AstraZeneca noted that "further launches are anticipated during 1999," and said that it plans to file a supplemental NDA with FDA in due course. Casodex is approved in the U.S. as combination therapy with leutinizing hormone-releasing hormone analogue.

The monotherapy indication for Casodex was based on the combined analysis of two randomized trials designed to compare the efficacy, tolerability, and quality of life benefits of bicalutamide 150 mg with castration.

Randomized in a 2:1 ratio, patients in the parallel open trials received oral bicalutamide 150 mg/day or castration with either bilateral orchiectomy or AstraZeneca's Zoladex (goserelin). Primary endpoints of the studies were time to death, objective progression and treatment failure, and quality of life.

Data from the two similarly designed studies were pooled where possible. In trial 306, 86 patients received bicalutamide and 42 received castration, while trial 307 included 234 patients randomized to bicalutamide and 118 to castration.

At a median follow-up of four years, the overall mortality rate was 31%. Casodex 150 mg was determined to be statistically equivalent to castration with regard to mortality. The mortality rate for patients receiving bicalutamide was 30.9% (n=99), compared with 30% (n=48) of castrated patients. Bicalutamide 150 mg yielded a 7% lower risk of death from any cause than that associated with castration.

Disease progression and treatment failure endpoints varied between studies, which prevented combined analysis of the results. Study 306 showed that Casodex increased both time to treatment failure and objective progression. Study 307, however, yielded results favoring castration for both endpoints.

AstraZeneca attributed the contradictory results to variations in disease assessment as well as a potential bias associated with the open nature of the trial. Disease progression, for example, was established by digital rectal examination in 18% of patients in study 306 vs. 37% in study 307.

In the area of treatment failure, trial 306 showed an advantage for bicalutamide: 60.5% of Casodex patients experienced treatment failure, compared to a 73.8% treatment failure rate for the castration arm. In trial 307, castration yielded a 72.9% treatment failure rate vs. an 81.6% failure rate for bicalutamide patients.

Disease progression results from study 306 yielded a 47.7% objective progression rate for Casodex, compared to 64.3% for the castration group.

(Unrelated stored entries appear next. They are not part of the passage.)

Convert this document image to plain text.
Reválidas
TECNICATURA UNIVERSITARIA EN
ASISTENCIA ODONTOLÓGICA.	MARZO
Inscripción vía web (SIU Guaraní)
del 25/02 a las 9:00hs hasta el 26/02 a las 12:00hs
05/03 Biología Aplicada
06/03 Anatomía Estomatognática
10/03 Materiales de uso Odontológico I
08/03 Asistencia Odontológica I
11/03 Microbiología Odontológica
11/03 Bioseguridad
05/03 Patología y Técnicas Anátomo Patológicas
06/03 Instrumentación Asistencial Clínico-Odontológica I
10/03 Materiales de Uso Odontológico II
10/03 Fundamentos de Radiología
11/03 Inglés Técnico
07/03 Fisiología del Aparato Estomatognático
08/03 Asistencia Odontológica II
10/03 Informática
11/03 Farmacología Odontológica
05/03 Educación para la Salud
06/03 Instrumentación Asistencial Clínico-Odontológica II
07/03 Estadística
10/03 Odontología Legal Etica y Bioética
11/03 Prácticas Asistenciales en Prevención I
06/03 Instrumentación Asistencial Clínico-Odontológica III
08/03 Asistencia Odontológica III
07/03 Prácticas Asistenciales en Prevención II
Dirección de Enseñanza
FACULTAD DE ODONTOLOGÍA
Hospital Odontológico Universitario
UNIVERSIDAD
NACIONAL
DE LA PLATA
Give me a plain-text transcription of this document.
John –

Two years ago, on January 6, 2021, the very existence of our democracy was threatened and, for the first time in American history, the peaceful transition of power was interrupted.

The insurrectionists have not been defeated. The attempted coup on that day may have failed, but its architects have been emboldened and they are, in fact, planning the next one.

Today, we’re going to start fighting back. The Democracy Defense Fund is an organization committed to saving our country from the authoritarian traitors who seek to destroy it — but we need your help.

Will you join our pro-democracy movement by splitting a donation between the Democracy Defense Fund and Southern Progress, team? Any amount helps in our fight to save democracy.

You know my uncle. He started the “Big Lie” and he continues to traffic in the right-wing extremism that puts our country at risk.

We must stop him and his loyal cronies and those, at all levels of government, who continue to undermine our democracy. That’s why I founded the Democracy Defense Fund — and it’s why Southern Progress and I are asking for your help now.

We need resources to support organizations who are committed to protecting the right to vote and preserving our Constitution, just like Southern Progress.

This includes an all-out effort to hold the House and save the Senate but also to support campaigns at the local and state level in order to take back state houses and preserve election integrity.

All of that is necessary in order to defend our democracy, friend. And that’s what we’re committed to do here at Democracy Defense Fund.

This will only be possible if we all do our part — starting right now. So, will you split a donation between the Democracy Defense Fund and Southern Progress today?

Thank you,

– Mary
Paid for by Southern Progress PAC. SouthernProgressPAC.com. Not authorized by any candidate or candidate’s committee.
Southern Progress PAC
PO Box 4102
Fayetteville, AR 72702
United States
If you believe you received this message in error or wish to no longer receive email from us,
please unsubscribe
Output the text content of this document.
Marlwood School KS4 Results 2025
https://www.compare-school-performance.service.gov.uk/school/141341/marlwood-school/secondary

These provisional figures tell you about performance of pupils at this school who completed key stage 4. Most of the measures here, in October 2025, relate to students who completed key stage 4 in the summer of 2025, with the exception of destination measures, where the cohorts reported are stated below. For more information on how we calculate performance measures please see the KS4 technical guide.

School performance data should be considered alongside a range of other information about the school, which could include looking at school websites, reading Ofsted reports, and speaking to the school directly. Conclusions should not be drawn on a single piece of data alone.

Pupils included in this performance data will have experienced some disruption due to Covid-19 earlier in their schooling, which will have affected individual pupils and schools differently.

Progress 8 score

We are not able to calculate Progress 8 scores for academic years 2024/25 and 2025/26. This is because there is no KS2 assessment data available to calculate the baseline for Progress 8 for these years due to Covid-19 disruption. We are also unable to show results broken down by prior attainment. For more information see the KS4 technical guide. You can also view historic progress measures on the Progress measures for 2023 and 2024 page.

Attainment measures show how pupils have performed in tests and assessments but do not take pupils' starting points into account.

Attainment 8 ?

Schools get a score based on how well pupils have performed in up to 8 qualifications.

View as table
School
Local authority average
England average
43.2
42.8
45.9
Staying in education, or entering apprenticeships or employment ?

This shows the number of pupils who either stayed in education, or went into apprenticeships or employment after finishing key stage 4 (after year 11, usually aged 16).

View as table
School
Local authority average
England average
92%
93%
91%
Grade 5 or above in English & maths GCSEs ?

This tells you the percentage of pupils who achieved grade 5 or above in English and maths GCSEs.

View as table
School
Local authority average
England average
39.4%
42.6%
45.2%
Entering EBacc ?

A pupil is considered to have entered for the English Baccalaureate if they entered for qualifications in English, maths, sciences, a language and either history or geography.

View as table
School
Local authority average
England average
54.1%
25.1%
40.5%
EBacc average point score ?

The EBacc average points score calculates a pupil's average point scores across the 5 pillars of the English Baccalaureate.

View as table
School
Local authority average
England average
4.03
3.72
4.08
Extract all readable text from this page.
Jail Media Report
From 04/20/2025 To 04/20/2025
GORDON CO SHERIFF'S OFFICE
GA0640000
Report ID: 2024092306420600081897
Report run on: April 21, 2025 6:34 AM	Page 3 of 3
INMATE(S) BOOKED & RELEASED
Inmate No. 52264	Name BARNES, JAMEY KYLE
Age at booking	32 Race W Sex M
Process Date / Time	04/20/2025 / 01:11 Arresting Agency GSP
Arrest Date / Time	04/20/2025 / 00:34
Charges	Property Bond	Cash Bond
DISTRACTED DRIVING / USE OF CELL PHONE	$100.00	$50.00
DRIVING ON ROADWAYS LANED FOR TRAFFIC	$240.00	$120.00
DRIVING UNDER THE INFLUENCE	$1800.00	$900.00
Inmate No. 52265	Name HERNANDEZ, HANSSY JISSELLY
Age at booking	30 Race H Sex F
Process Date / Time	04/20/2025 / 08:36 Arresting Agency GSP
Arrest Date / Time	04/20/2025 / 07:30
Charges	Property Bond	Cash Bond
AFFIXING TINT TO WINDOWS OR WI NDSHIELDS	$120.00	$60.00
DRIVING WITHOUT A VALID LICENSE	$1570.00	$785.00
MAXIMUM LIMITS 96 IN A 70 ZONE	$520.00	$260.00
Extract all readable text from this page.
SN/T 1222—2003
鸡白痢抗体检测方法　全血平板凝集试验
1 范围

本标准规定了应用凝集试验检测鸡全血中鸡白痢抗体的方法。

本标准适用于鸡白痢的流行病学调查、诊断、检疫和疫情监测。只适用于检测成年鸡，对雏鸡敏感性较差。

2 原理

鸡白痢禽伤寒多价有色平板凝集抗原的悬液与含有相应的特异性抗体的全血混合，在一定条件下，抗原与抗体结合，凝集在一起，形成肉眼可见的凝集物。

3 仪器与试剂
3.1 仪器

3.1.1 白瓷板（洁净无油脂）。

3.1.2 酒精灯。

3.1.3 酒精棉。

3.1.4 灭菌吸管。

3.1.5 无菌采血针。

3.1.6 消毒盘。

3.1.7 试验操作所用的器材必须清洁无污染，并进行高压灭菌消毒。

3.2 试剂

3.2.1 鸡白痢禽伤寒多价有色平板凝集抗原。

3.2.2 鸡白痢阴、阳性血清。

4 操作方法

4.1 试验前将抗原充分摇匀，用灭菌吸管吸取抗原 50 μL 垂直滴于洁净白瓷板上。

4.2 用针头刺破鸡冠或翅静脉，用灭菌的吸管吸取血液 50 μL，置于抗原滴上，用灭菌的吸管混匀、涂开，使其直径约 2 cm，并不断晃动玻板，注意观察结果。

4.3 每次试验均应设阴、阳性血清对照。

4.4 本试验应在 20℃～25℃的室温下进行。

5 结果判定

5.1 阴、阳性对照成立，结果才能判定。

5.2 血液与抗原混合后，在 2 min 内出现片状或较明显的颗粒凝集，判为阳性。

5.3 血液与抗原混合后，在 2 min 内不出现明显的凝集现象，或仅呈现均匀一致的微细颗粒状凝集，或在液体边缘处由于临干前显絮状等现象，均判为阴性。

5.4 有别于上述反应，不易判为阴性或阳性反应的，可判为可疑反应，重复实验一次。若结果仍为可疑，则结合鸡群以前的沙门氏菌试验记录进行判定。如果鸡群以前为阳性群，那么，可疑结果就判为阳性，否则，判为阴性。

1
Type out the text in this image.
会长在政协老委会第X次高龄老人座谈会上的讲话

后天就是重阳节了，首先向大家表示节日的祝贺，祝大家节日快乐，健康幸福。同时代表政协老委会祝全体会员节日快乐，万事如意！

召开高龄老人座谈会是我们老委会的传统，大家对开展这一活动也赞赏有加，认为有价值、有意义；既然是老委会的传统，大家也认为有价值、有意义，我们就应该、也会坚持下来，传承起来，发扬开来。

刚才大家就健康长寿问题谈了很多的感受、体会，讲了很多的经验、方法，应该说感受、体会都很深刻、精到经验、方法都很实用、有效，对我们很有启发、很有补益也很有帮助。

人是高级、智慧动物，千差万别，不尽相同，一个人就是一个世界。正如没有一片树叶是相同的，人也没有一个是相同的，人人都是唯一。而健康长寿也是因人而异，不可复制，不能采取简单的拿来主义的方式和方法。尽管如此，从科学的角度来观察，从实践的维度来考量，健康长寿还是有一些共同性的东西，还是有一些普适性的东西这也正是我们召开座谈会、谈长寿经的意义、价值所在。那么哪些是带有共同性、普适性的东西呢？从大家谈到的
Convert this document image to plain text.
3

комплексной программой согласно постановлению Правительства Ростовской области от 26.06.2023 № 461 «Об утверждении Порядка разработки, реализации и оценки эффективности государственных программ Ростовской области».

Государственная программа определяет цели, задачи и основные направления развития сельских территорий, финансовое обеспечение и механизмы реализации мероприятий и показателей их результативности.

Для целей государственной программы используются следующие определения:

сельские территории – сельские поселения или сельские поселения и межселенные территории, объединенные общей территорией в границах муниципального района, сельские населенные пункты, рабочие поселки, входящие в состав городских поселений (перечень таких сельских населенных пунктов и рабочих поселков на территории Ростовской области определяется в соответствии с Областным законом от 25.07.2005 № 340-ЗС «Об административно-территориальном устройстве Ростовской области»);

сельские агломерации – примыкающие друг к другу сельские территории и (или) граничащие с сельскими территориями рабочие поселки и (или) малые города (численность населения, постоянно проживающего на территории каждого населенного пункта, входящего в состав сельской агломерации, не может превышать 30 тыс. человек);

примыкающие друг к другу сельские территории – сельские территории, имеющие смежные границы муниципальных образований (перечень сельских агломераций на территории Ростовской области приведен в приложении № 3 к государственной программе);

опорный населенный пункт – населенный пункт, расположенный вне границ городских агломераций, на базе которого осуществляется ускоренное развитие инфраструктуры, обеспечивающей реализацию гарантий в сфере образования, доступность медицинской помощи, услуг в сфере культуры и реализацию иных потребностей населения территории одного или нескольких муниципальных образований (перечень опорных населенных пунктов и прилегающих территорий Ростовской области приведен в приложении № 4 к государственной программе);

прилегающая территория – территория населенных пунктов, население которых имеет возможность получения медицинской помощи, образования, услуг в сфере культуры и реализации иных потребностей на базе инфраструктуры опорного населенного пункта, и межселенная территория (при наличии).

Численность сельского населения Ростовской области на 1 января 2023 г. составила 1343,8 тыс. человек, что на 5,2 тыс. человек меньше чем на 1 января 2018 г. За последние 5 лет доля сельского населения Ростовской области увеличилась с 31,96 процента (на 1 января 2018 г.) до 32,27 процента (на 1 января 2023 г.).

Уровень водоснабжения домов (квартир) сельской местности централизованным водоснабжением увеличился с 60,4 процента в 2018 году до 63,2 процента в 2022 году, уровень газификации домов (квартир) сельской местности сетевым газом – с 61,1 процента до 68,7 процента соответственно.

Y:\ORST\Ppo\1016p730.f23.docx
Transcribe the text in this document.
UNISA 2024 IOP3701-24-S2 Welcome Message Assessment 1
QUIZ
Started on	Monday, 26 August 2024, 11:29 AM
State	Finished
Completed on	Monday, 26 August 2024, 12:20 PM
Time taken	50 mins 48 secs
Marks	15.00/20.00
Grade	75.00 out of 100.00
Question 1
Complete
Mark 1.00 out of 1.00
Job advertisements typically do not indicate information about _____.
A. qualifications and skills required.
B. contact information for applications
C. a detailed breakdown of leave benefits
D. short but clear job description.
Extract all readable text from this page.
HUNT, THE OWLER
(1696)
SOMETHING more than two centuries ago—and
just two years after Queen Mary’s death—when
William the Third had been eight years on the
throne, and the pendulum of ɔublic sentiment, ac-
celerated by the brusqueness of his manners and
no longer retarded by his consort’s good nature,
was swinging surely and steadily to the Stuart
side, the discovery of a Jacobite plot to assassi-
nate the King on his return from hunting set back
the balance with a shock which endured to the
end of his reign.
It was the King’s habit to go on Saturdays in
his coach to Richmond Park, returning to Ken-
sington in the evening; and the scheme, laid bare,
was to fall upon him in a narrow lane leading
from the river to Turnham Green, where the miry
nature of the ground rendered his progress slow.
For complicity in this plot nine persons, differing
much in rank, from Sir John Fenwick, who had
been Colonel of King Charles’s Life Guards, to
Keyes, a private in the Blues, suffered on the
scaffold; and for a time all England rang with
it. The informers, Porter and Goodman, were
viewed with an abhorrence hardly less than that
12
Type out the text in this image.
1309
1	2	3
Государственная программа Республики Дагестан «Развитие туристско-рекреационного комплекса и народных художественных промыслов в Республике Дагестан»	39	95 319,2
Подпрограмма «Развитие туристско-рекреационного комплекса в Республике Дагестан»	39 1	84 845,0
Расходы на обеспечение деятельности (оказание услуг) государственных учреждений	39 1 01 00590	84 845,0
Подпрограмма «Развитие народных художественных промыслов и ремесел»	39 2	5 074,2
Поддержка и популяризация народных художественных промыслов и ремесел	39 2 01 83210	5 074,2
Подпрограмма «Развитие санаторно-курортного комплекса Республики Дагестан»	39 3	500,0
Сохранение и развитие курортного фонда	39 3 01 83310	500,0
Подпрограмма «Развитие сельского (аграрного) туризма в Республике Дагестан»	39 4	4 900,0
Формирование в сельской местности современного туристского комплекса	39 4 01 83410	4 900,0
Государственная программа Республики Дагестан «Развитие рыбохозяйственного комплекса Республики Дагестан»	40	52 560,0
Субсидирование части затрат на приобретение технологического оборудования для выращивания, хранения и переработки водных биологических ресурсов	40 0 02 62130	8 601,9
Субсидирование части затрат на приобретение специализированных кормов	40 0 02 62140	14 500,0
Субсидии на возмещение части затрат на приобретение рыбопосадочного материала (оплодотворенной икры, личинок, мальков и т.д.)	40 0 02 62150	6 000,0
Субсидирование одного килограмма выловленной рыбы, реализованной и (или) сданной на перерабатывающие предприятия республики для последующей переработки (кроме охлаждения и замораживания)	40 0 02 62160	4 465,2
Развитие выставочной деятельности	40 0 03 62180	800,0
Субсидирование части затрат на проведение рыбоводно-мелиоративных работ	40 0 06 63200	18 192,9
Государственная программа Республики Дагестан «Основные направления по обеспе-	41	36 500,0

In trial 307, however, the objective progression rate for Casodex was 65% vs. 53.4% for castration.

Quality of life data for Casodex showed "significant improvements" for maintenance of both sexual interest and physical capacity, AstraZeneca reported.

Quality of life was assessed at four, 12, 24 and 48 weeks through a questionnaire addressing 10 topics: pain, activity limitation, bed disability, physical capacity, overall health, sexual interest, sexual functioning, social functioning, emotional well-being and vitality.

With reference to sexual interest, bicalutamide demonstrated a significant benefit over castration. Casodex also offered an advantage over castration in the area of "physical capacity."